Dans son documentaire «Supersize Me» (2003), Morgan Spurlock décide de se nourrir matin, midi et soir dans un fast food, après avoir appris que deux jeunes américaines avaient porté plainte contre une célèbre chaîne de restauration, la tenant responsable de leur obésité. Les effets sur sa santé et son moral se font ressentir quelques jours plus tard...[Capture d'écran Youtube / Supersize me / Pepe Carpentaria]

Un enjeu sanitaire à l'échelle planétaire. Si la tendance actuelle se confirme, près d'un quart (22%) de la population mondiale sera obèse en 2045.

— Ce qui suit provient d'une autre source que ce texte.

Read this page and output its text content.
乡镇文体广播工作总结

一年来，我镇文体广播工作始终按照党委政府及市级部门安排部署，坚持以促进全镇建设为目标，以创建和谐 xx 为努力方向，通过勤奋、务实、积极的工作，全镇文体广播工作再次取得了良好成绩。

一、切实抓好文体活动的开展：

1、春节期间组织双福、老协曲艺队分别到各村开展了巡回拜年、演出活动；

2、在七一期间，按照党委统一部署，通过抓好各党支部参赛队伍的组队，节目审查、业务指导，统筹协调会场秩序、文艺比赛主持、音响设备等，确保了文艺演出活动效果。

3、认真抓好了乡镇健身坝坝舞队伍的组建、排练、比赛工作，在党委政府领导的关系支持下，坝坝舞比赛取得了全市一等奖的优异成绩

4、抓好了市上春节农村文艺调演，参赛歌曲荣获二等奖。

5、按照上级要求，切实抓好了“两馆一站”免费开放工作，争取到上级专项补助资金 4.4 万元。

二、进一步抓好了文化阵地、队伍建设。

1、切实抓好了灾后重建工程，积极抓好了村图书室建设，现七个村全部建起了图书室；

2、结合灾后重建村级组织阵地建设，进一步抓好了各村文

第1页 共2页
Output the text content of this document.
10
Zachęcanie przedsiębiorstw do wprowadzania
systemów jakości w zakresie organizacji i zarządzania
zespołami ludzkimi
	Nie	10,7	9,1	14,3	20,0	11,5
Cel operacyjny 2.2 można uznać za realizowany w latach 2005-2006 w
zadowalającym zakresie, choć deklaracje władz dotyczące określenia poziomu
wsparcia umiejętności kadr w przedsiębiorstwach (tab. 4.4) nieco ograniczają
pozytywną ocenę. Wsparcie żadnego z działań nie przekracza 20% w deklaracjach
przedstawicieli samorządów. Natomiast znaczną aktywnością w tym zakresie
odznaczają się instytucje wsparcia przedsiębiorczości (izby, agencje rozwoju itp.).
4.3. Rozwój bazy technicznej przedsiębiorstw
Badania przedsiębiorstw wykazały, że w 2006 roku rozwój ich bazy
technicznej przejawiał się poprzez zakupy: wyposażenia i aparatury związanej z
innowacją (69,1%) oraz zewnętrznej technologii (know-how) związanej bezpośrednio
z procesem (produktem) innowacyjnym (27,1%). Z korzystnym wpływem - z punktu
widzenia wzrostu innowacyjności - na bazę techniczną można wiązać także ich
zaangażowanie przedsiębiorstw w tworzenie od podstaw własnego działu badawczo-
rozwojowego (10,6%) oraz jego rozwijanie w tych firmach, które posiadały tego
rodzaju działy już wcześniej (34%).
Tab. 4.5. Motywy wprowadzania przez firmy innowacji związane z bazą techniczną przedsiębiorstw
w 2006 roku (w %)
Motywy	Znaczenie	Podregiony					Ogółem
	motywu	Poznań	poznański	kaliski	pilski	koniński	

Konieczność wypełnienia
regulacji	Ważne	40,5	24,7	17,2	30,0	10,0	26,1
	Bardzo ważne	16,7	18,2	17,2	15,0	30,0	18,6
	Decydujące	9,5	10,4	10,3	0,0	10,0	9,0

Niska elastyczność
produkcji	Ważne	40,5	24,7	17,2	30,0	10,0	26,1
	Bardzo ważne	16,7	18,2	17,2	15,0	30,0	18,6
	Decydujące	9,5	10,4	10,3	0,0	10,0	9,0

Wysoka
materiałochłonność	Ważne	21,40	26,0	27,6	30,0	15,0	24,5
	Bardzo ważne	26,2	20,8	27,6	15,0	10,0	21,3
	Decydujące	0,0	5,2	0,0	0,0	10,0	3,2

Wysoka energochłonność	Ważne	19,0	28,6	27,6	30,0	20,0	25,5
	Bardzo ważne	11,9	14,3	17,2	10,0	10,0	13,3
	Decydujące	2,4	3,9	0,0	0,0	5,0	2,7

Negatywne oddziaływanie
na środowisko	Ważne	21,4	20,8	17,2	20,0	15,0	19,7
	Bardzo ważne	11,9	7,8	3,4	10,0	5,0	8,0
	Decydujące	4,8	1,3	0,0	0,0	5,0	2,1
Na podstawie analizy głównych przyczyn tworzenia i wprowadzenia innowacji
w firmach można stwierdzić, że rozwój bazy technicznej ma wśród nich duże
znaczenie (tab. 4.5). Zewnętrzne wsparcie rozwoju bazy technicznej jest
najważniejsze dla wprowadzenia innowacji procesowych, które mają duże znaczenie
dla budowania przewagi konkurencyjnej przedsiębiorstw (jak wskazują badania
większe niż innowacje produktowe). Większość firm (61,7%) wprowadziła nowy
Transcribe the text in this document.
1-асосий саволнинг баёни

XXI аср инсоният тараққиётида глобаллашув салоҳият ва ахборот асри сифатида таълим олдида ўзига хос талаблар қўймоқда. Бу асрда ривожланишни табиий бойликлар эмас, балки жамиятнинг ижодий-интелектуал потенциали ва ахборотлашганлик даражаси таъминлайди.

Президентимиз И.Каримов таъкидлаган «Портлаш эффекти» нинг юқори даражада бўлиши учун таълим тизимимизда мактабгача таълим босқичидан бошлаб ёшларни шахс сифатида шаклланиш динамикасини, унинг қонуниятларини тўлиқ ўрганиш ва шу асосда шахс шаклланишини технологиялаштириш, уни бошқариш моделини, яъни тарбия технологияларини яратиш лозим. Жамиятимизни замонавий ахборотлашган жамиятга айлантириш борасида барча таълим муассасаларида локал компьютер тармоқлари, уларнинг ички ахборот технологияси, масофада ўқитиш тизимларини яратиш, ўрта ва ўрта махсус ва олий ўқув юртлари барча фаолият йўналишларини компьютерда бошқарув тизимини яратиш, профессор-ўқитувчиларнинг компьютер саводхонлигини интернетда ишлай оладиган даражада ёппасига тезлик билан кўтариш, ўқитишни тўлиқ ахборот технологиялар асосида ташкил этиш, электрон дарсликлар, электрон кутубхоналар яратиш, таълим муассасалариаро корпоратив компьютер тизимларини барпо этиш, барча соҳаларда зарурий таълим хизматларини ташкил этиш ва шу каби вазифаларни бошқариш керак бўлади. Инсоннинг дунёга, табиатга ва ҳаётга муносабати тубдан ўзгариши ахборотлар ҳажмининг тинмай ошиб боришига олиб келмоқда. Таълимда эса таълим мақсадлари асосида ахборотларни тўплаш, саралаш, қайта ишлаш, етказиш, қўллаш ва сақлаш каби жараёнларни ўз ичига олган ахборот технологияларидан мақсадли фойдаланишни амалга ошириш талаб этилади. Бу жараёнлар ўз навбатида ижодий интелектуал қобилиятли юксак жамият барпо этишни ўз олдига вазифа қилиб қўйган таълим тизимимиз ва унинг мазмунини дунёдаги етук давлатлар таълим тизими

Tel est l'avertissement de chercheurs danois et britanniques qui ont présenté leurs conclusions ce mercredi 23 mai au Congrès européen sur l'obésité à Vienne.

Selon eux, cette hausse de l'obésité s'accompagnera d'une augmentation des cas de diabète de type 2, qui passeront de 9% de la population mondiale en 2017 à 12% en 2045, soit une personne sur huit.

«Le coût pour les systèmes de santé sera énorme», a prédit l'un des chercheurs, le docteur Moses.

Ils ne sont pas fatalistes pour autant, et estiment que : «le cours des choses peut être inversé, mais il faut pour cela des politiques volontaristes et coordonnées».

Hausse de la mortalité

Cette augmentation de l'obésité va de pair avec une hausse de la mortalité due aux maladies cardio-vasculaires et à certains cancers.

En conséquence, l'Organisation mondiale de la santé exhorte à la vigilance quant à notre alimentation et à notre mode de vie.

L'OMS conseille ainsi de limiter la consommation de lipides et de sucres et d'avoir une activité physique régulière.

Selon les auteurs des travaux dévoilés mercredi, pour stabiliser les cas de diabète de type 2 dans le monde autour de 10% en 2045, il faudrait faire baisser le taux d'obésité à 10% de la population mondiale.

«Chaque pays est différent, du point de vue génétique, social et environnemental, c'est pourquoi il n'y a pas de recette unique. Chaque pays doit privilégier la stratégie qui lui correspond le mieux», conclut le docteur Moses.